Nearly two years after the Sept. 11 attacks, the US-led war on terrorism seems to be losing ground as a deadly strike on UN headquarters in Iraq and mounting violence in Afghanistan undermine stability in both countries.
Tuesday's truck bombing of the UN headquarters, which killed the UN special representative and at least 14 others, reflected a devastating new level of assaults against non-military targets in Iraq and US officials said the involvement of al-Qaeda -- the radical Muslim group blamed for the Sept. 11 attacks -- could not be discounted.
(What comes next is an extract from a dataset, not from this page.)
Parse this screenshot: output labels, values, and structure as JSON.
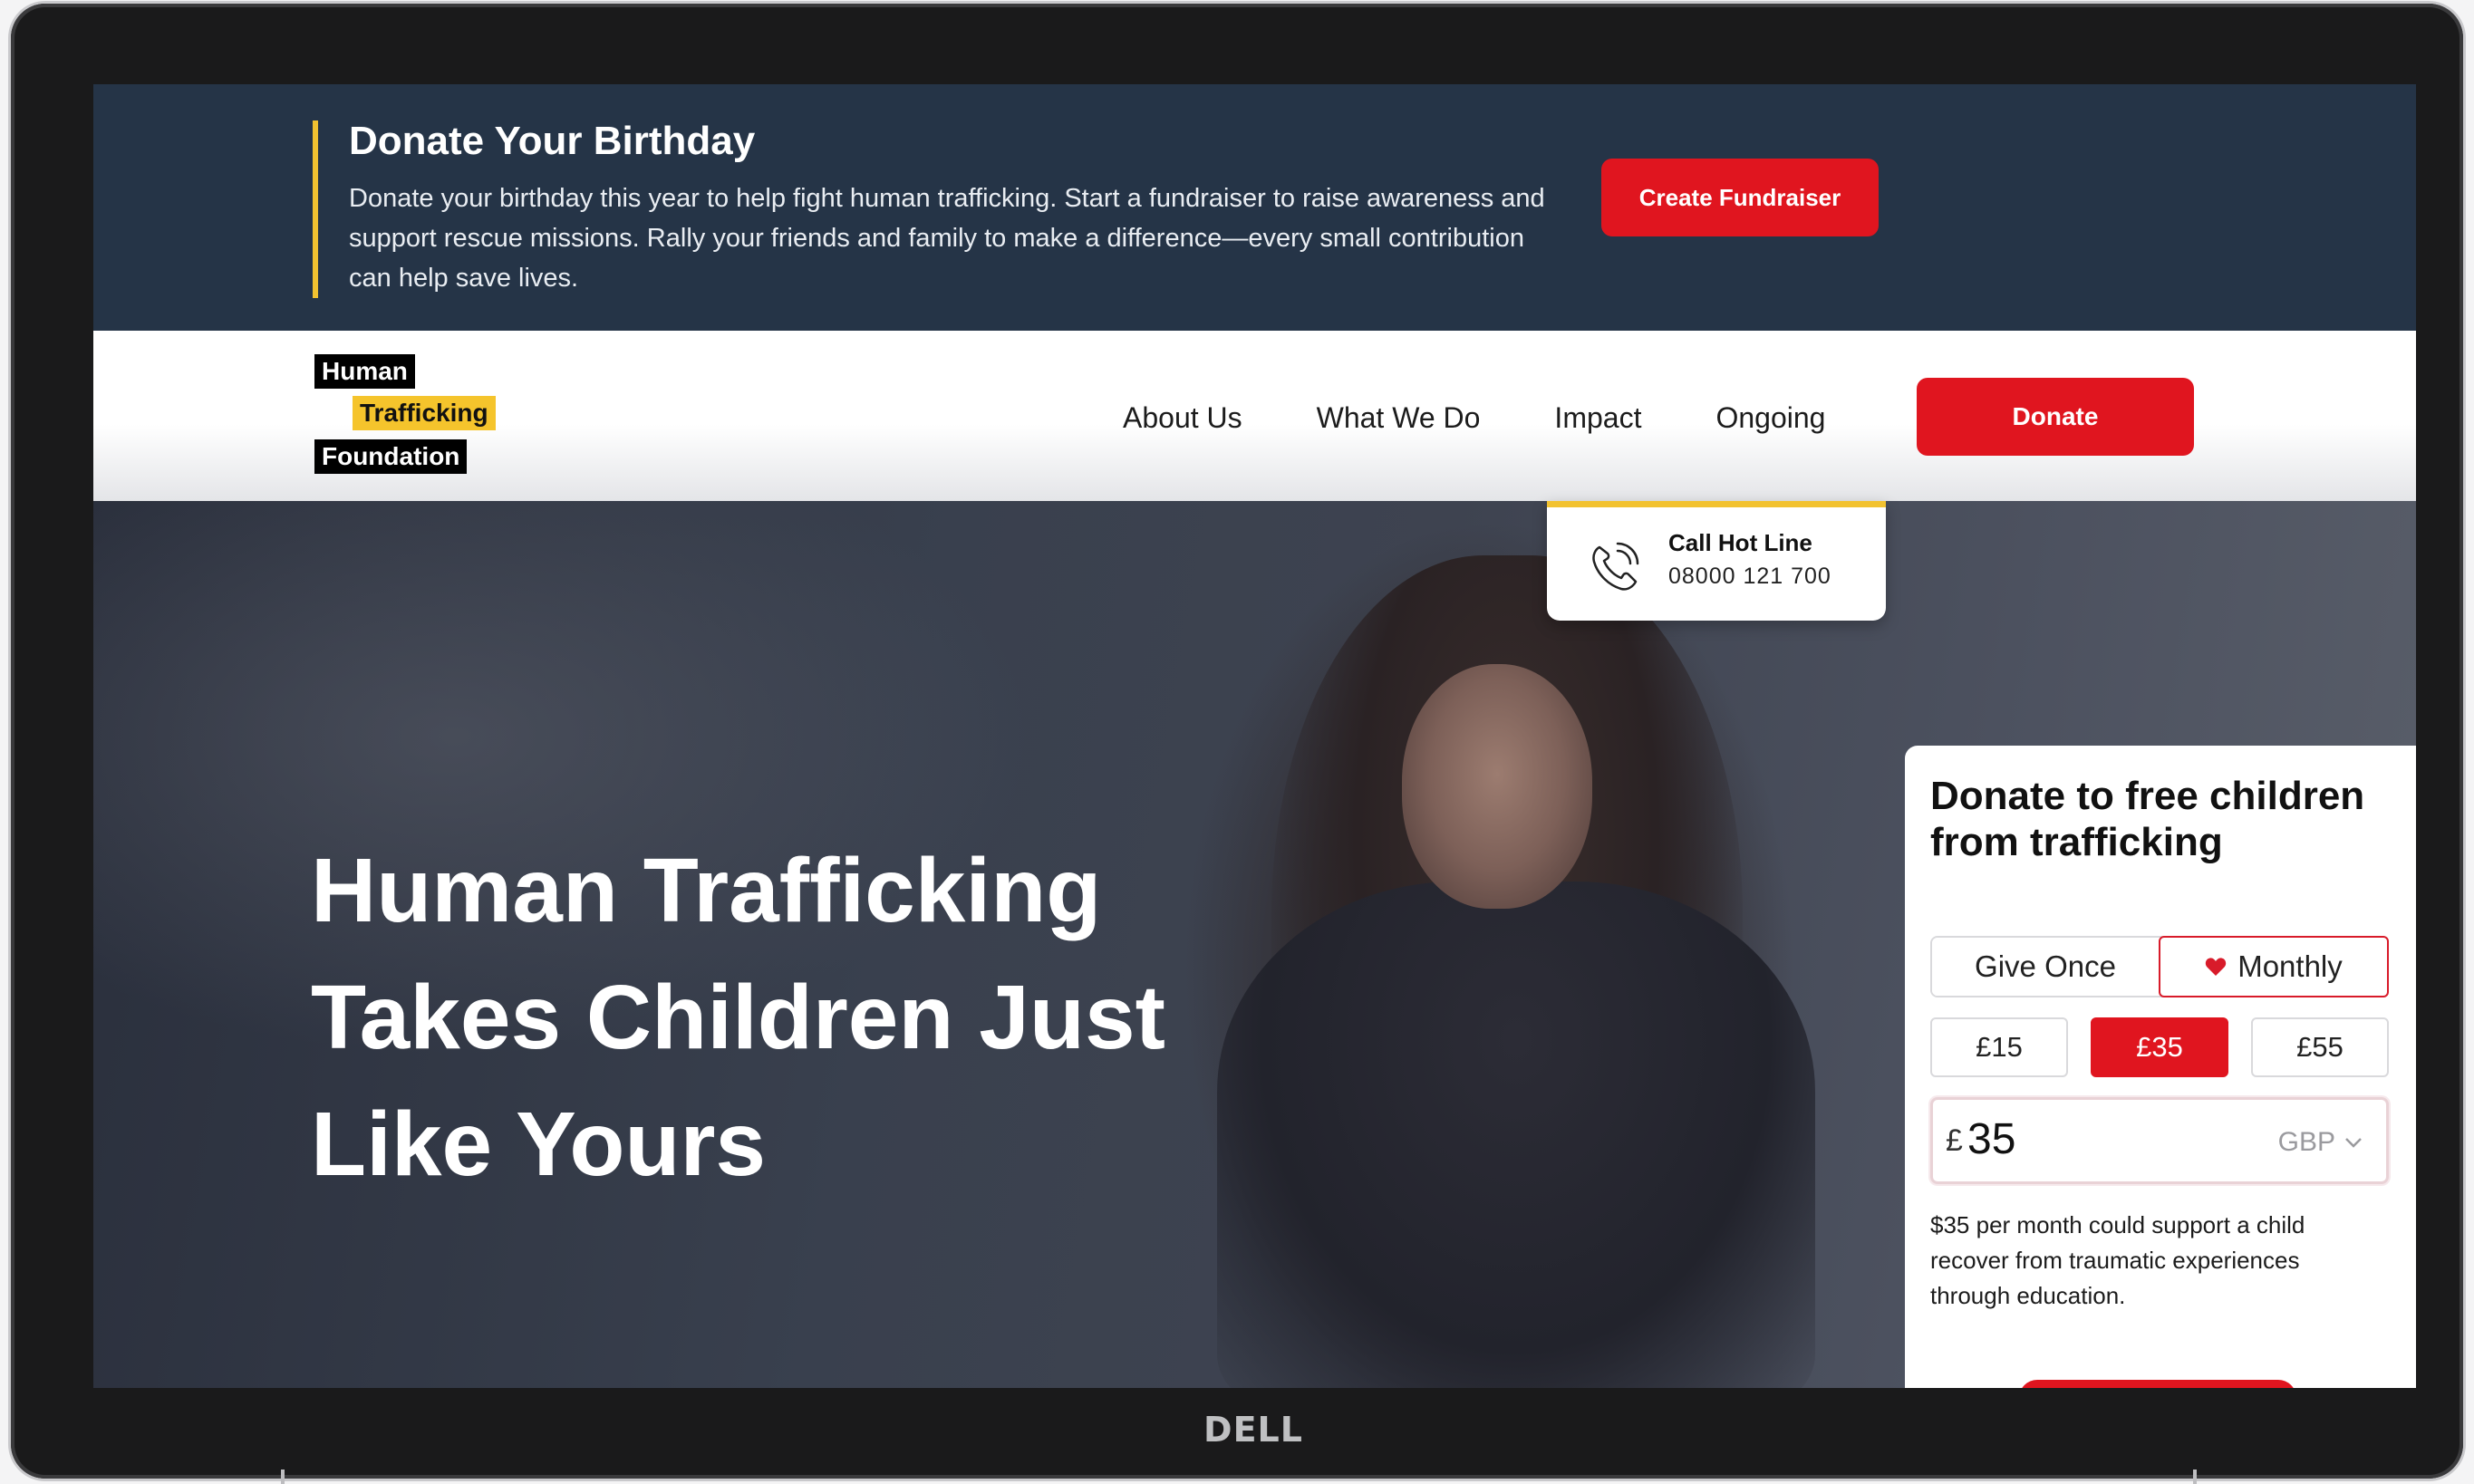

President George W. Bush vowed not to be intimidated by "terrorists" and those supporting ousted Iraqi President Saddam Hussein. But calls mounted for Washington to make changes, such as increasing its own troop presence in Iraq and bringing the international community more fully into the security and rebuilding effort.
"There's a clear escalation in the amount of resistance, the dimension of the resistance and the texture of the resistance" in Iraq, said Kenneth Katzman, a Middle East expert with the Library of Congress's Congressional Research Service.
Soon after Bush declared an end to major combat operations in Iraq on May 1, Sunni Muslims who were members of Saddam's Baath Party began an almost daily assault on US soldiers.
But in the last six weeks, a widening array of insurgents, including Iraqi Shias and foreign militants, are believed to have become active and the target list has broadened to include oil pipelines, utilities, the Jordanian Embassy and now, UN headquarters.
The attacks are "clearly giving the impression to the Iraqi people that the US with all its might is unable to preserve security, keep the electricity on and the water running," Katzman said. Some 140,000 US troops are in Iraq.
Meanwhile, in the last seven days, at least 90 people have been killed in Afghanistan in a series of ambushes, attacks and factional clashes, many involving Taliban fighters, whose leaders were overthrown by US troops in 2001 for harboring al-Qaeda members.
A 12,500-strong US-led military coalition remains in Afghanistan pursuing remnants of the Taliban and the al-Qaeda network more than 22 months after the US attacked the country.
Ellen Laipson, former vice president of the US National Intelligence Council, said, "I don't think the level of violence in either place suggests we've got a full outbreak of civil war or chaos in which international forces cannot operate."
But the risk to US and international forces "remains high and raises serious questions" about whether more troops are needed to improve security or whether they would just become additional targets of attack, she said.
David Mack, a former US diplomat now with the Middle East Institute, believes a key problem is that Americans "have been kidding ourselves about the nature of what we face in Iraq."
Defense Secretary Donald Rumsfeld was right to oppose deployment of 300,000 troops in the war against Saddam but erred in not heeding top US army chiefs who argued such a large force was needed to stabilize the country once the fighting ended, Mack said.
Mack faulted the administration for underestimating the post-war challenges and for inadequate planning, despite repeated advance warnings from experts that winning the peace in Iraq could be even more important than winning the war.
If the US had a better plan for securing Iraq, it could have better protected infrastructure from sabotage and provided Iraqis more quickly with basic services that are still lacking, thus gaining more support from the civilian population and perhaps undermining insurgents, he said.
Senator John Kerry of Massachusetts, a Democratic contender for president, demanded that Bush reassess the situation.
"We must immediately and thoroughly review the security situation in Iraq, accelerate the training programs for indigenous Iraqi military and police security forces to protect those already working in Iraq and we must move quickly to add more international troops in Iraq through an expanded UN Security Council mandate," he said in a statement.
Judith Yaphe of the National Defense University predicted Tuesday's bombing would encourage more attacks.
But "it doesn't say we've done anything wrong. It's saying that we're unable to totally control and orchestrate the peaceful transition of Iraq," she said.
US experts and officials say only a minority of Iraqis are hostile to what the US is trying to do in Iraq, and Washington must do a better job of promoting awareness of progress that has been made and engaging Iraqis in the process.